We also heard about organisations working together to provide career and other development opportunities for younger staff. In one case, five local providers had created a shared pool for ‘bank’ staff, creating opportunities for them to develop and gain experience within different settings.

'Providers also told us that it was important for leaders to take on different roles with young people, acting as ‘coaches’ as well as managers.'

Providers also told us that it was important for leaders to take on different roles with young people, acting as ‘coaches’ as well as managers. Leadership could also create an inclusive culture that enabled staff to stay in post.
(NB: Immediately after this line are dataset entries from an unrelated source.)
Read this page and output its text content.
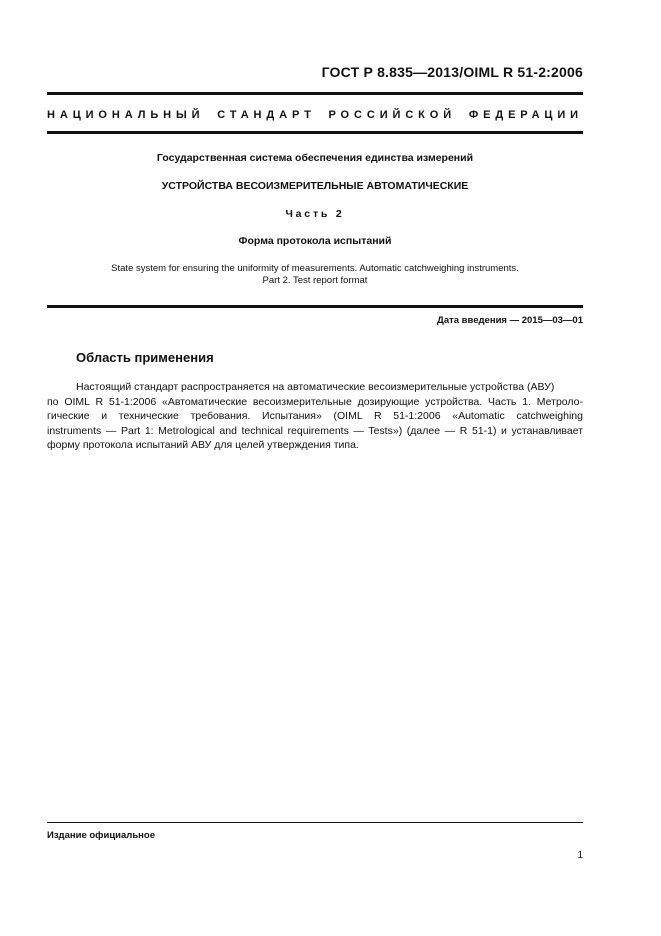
ГОСТ Р 8.835—2013/OIML R 51-2:2006
НАЦИОНАЛЬНЫЙ СТАНДАРТ РОССИЙСКОЙ ФЕДЕРАЦИИ
Государственная система обеспечения единства измерений
УСТРОЙСТВА ВЕСОИЗМЕРИТЕЛЬНЫЕ АВТОМАТИЧЕСКИЕ
Часть 2
Форма протокола испытаний
State system for ensuring the uniformity of measurements. Automatic catchweighing instruments.
Part 2. Test report format
Дата введения — 2015—03—01
Область применения
Настоящий стандарт распространяется на автоматические весоизмерительные устройства (АВУ)
по OIML R 51-1:2006 «Автоматические весоизмерительные дозирующие устройства. Часть 1. Метроло-
гические и технические требования. Испытания» (OIML R 51-1:2006 «Automatic catchweighing
instruments — Part 1: Metrological and technical requirements — Tests») (далее — R 51-1) и устанавливает
форму протокола испытаний АВУ для целей утверждения типа.
Издание официальное
1
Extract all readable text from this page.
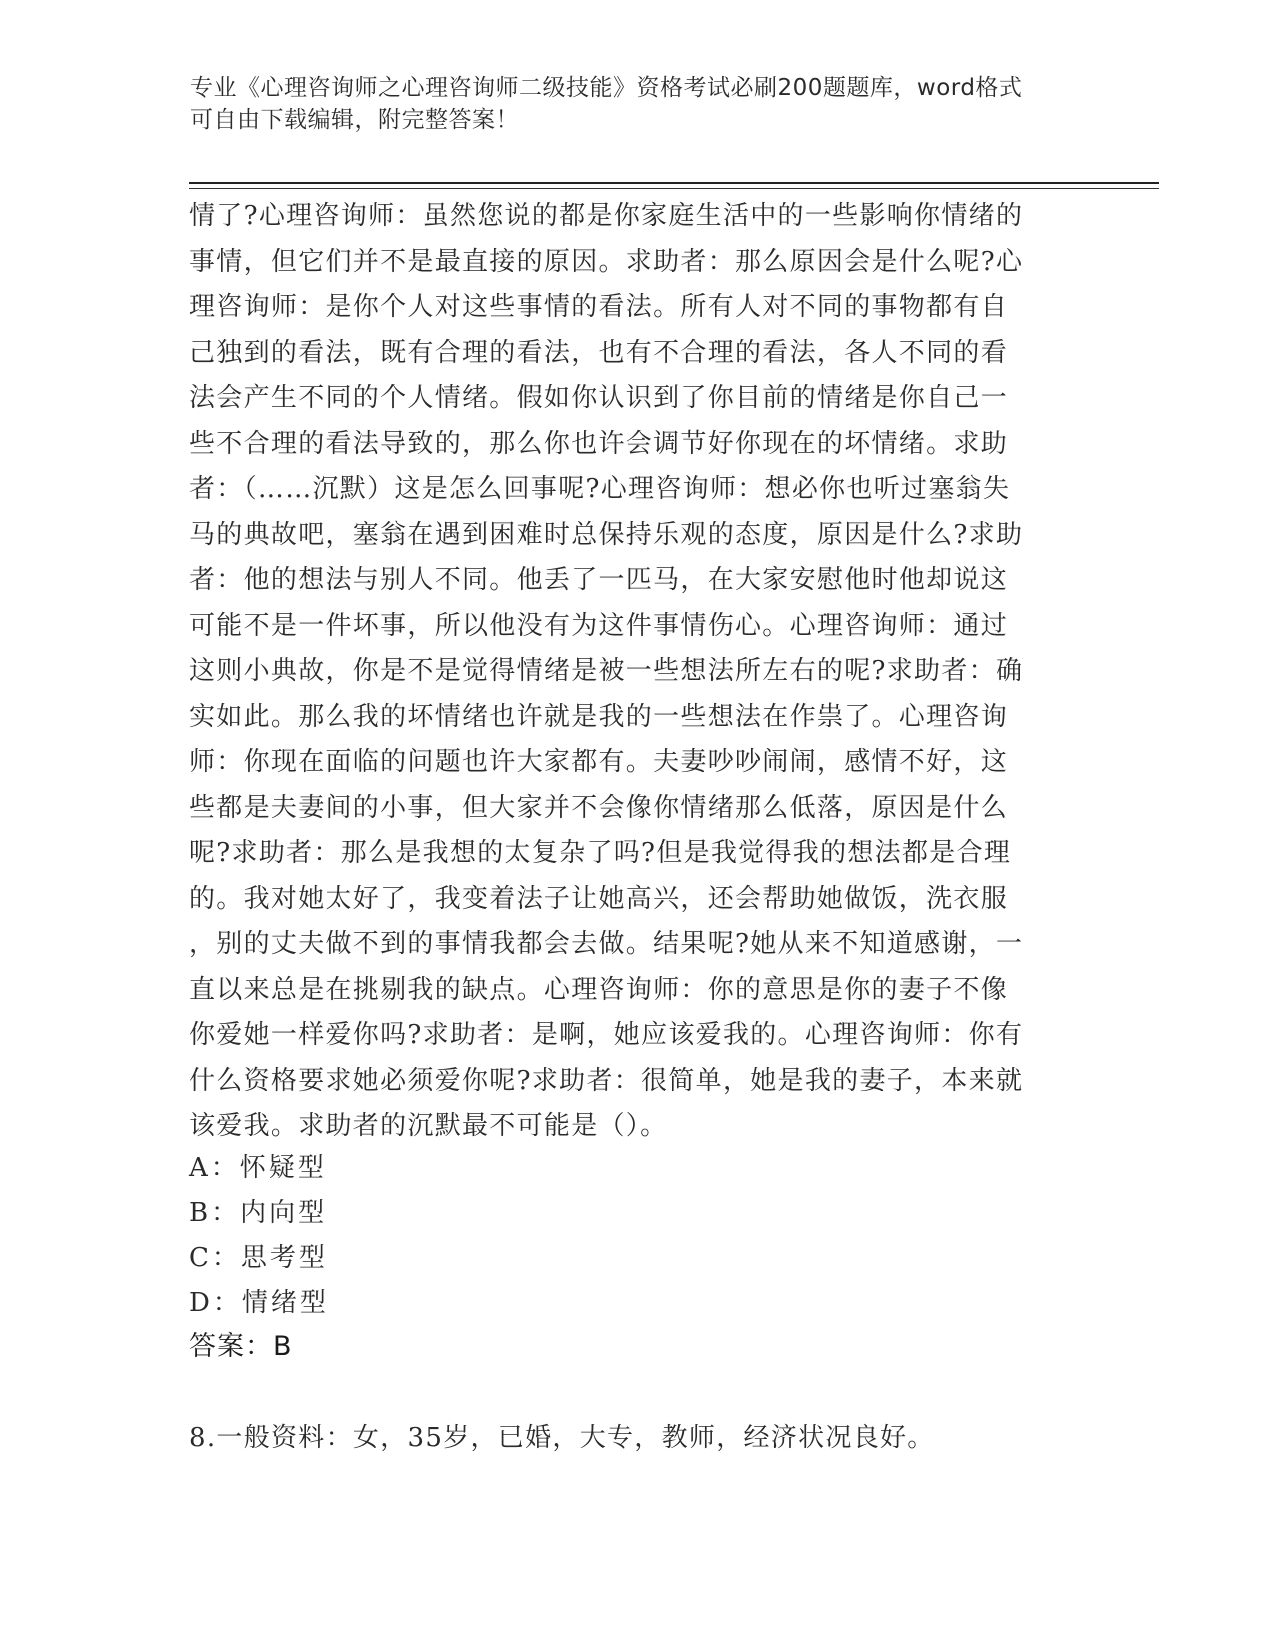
专业《心理咨询师之心理咨询师二级技能》资格考试必刷200题题库，word格式
可自由下载编辑，附完整答案！
情了?心理咨询师：虽然您说的都是你家庭生活中的一些影响你情绪的
事情，但它们并不是最直接的原因。求助者：那么原因会是什么呢?心
理咨询师：是你个人对这些事情的看法。所有人对不同的事物都有自
己独到的看法，既有合理的看法，也有不合理的看法，各人不同的看
法会产生不同的个人情绪。假如你认识到了你目前的情绪是你自己一
些不合理的看法导致的，那么你也许会调节好你现在的坏情绪。求助
者：（……沉默）这是怎么回事呢?心理咨询师：想必你也听过塞翁失
马的典故吧，塞翁在遇到困难时总保持乐观的态度，原因是什么?求助
者：他的想法与别人不同。他丢了一匹马，在大家安慰他时他却说这
可能不是一件坏事，所以他没有为这件事情伤心。心理咨询师：通过
这则小典故，你是不是觉得情绪是被一些想法所左右的呢?求助者：确
实如此。那么我的坏情绪也许就是我的一些想法在作祟了。心理咨询
师：你现在面临的问题也许大家都有。夫妻吵吵闹闹，感情不好，这
些都是夫妻间的小事，但大家并不会像你情绪那么低落，原因是什么
呢?求助者：那么是我想的太复杂了吗?但是我觉得我的想法都是合理
的。我对她太好了，我变着法子让她高兴，还会帮助她做饭，洗衣服
，别的丈夫做不到的事情我都会去做。结果呢?她从来不知道感谢，一
直以来总是在挑剔我的缺点。心理咨询师：你的意思是你的妻子不像
你爱她一样爱你吗?求助者：是啊，她应该爱我的。心理咨询师：你有
什么资格要求她必须爱你呢?求助者：很简单，她是我的妻子，本来就
该爱我。求助者的沉默最不可能是（）。
A：怀疑型
B：内向型
C：思考型
D：情绪型
答案：B
8.一般资料：女，35岁，已婚，大专，教师，经济状况良好。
One social care chief executive told us that he’d stocked a fridge with free food when he learned that some staff were struggling to feed their children during the school holidays.

Inevitably we heard only partial views and they were sometimes contradictory or unclear: was it the case, as we heard, that smaller organisations could be more flexible with younger staff or that larger ones in fact offered more scope? We don’t know (though this may be a case where size is not so important as the willingness to adapt).

The findings are, we hope, the first stage of more work in this area that will be a contribution to one of the most urgent challenges facing social care – how it recruits enough quality staff to meet demand. We will need thousands more ‘Sarahs’: the task for the sector is to find the best ways to recruit them and ensure they stay.